E aqui não falo do "álibi negro", aquele que os brasileiros costumam tirar da cartola cada vez que precisam explicar por que não são racistas – aquela empregada que é tratada como se fosse da família, aquele porteiro com quem conversa todos os dias, aquele menino negro a quem sempre dão um trocado no sinal. Falo de pessoas com quem podem se relacionar de igual para igual, com quem tenham estudado no mesmo colégio, com quem dividam, no mesmo nível, um posto no trabalho, com o mesmo salário, o mesmo carro. Tudo bem, vai. Um vizinho no mesmo prédio, na mesma rua, já vale. Ou a médica com quem costumam se consultar. O pediatra dos seus filhos. O dentista. Quantas destas pessoas são negras?
Se os exemplos nacionais e pessoais são tão poucos, já não seria um motivo de alerta de que esta democracia racial não é tão democrática assim? Sim, pois numa democracia racial digna deste nome os negros que teriam "conseguido" seriam tantos que não deveríamos ser capazes de nomear, isolar, apontar "a" exceção que confirma a regra. Que regra? A de que para "conseguir", para "chegar lá", ser branco é um dos requisitos. E ser negro atrapalha.
Discurso e política
A não ser que haja outra explicação. A de que se os negros não conseguem é porque há alguma coisa errada com eles, não com a sociedade. Deve ser porque eles são incapazes, preguiçosos, burros mesmo. Feitos para ser dominados. Geneticamente dotados para a pobreza e o crime. Bingo! Taí a explicação!

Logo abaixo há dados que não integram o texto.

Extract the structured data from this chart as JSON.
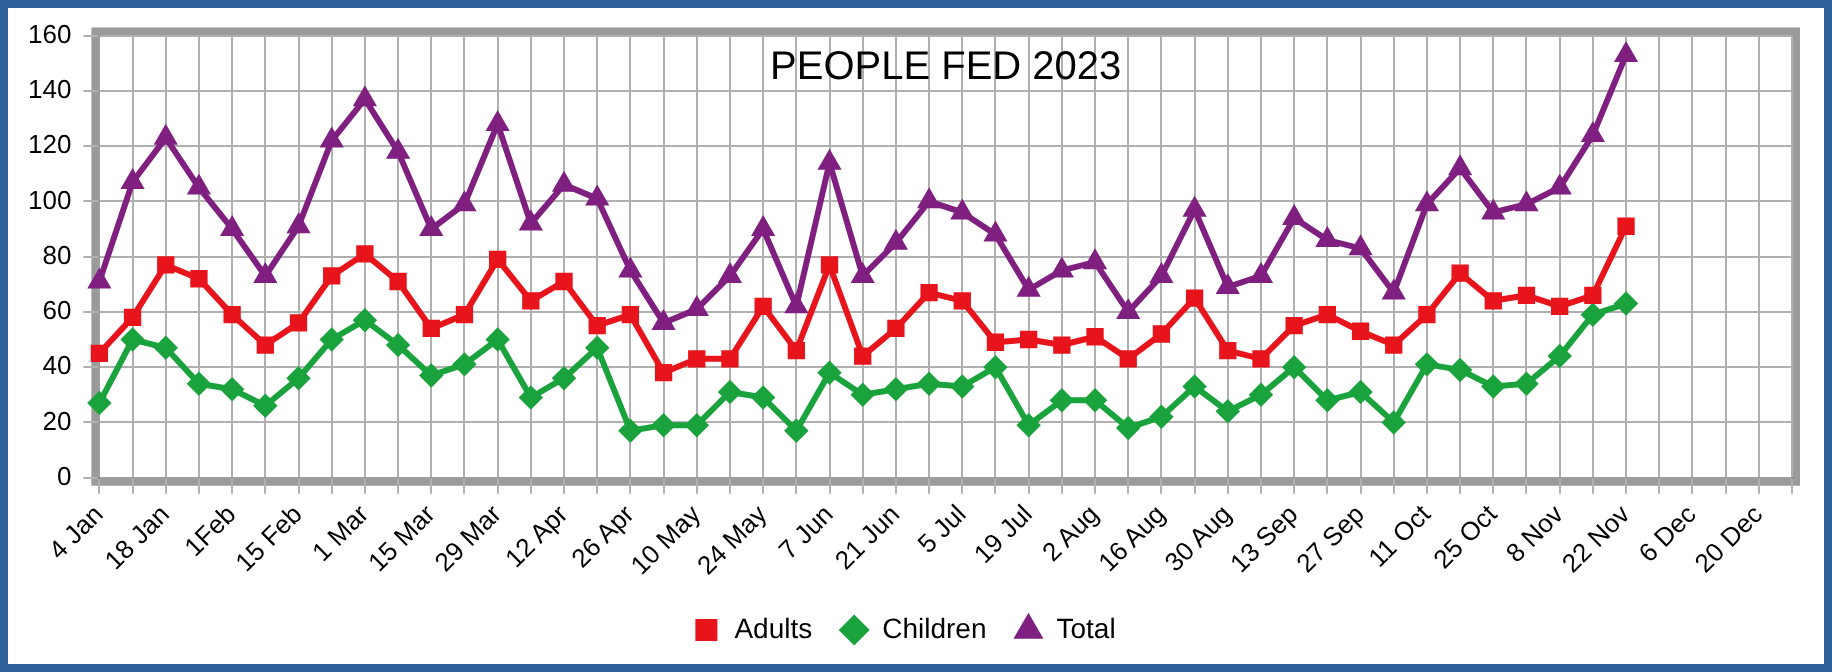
{
  "chart_data": {
    "type": "line",
    "title": "PEOPLE FED 2023",
    "categories": [
      "4 Jan",
      null,
      "18 Jan",
      null,
      "1Feb",
      null,
      "15 Feb",
      null,
      "1 Mar",
      null,
      "15 Mar",
      null,
      "29 Mar",
      null,
      "12 Apr",
      null,
      "26 Apr",
      null,
      "10 May",
      null,
      "24 May",
      null,
      "7 Jun",
      null,
      "21 Jun",
      null,
      "5 Jul",
      null,
      "19 Jul",
      null,
      "2 Aug",
      null,
      "16 Aug",
      null,
      "30 Aug",
      null,
      "13 Sep",
      null,
      "27 Sep",
      null,
      "11 Oct",
      null,
      "25 Oct",
      null,
      "8 Nov",
      null,
      "22 Nov",
      null,
      "6 Dec",
      null,
      "20 Dec",
      null
    ],
    "series": [
      {
        "name": "Adults",
        "color": "#e8141c",
        "marker": "square",
        "values": [
          45,
          58,
          77,
          72,
          59,
          48,
          56,
          73,
          81,
          71,
          54,
          59,
          79,
          64,
          71,
          55,
          59,
          38,
          43,
          43,
          62,
          46,
          77,
          44,
          54,
          67,
          64,
          49,
          50,
          48,
          51,
          43,
          52,
          65,
          46,
          43,
          55,
          59,
          53,
          48,
          59,
          74,
          64,
          66,
          62,
          66,
          91,
          null,
          null,
          null,
          null,
          null
        ]
      },
      {
        "name": "Children",
        "color": "#1aa33c",
        "marker": "diamond",
        "values": [
          27,
          50,
          47,
          34,
          32,
          26,
          36,
          50,
          57,
          48,
          37,
          41,
          50,
          29,
          36,
          47,
          17,
          19,
          19,
          31,
          29,
          17,
          38,
          30,
          32,
          34,
          33,
          40,
          19,
          28,
          28,
          18,
          22,
          33,
          24,
          30,
          40,
          28,
          31,
          20,
          41,
          39,
          33,
          34,
          44,
          59,
          63,
          null,
          null,
          null,
          null,
          null
        ]
      },
      {
        "name": "Total",
        "color": "#7f1f7f",
        "marker": "triangle",
        "values": [
          71,
          107,
          123,
          105,
          90,
          73,
          91,
          122,
          137,
          118,
          90,
          99,
          128,
          92,
          106,
          101,
          75,
          56,
          61,
          73,
          90,
          62,
          114,
          73,
          85,
          100,
          96,
          88,
          68,
          75,
          78,
          60,
          73,
          97,
          69,
          73,
          94,
          86,
          83,
          67,
          99,
          112,
          96,
          99,
          105,
          124,
          153,
          null,
          null,
          null,
          null,
          null
        ]
      }
    ],
    "ylim": [
      0,
      160
    ],
    "yticks": [
      0,
      20,
      40,
      60,
      80,
      100,
      120,
      140,
      160
    ],
    "grid": true,
    "legend": "bottom",
    "line_style": "solid"
  }
}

O problema com esta explicação é que ela não é, digamos, original. Não é uma decorrência lógica dos fatos, não é uma conclusão a ser tirada da realidade dos negros no Brasil. Na verdade, ela é a própria espinha dorsal do racismo, organizado como doutrina "científica" no século 19 e sistematizado como pedra de toque da concepção de nação brasileira: uma nação mestiça a contragosto, mas que poderia almejar seu lugar ao sol, entre os países civilizados, desde que promovesse o embranquecimento paulatino de sua população. E é a partir desta idéia sistematizada – a da mestiçagem como uma etapa necessária para promover o embranquecimento, de forma a que não haja mais negros no país – que se estabeleceram e se mantêm até hoje as relações raciais por aqui.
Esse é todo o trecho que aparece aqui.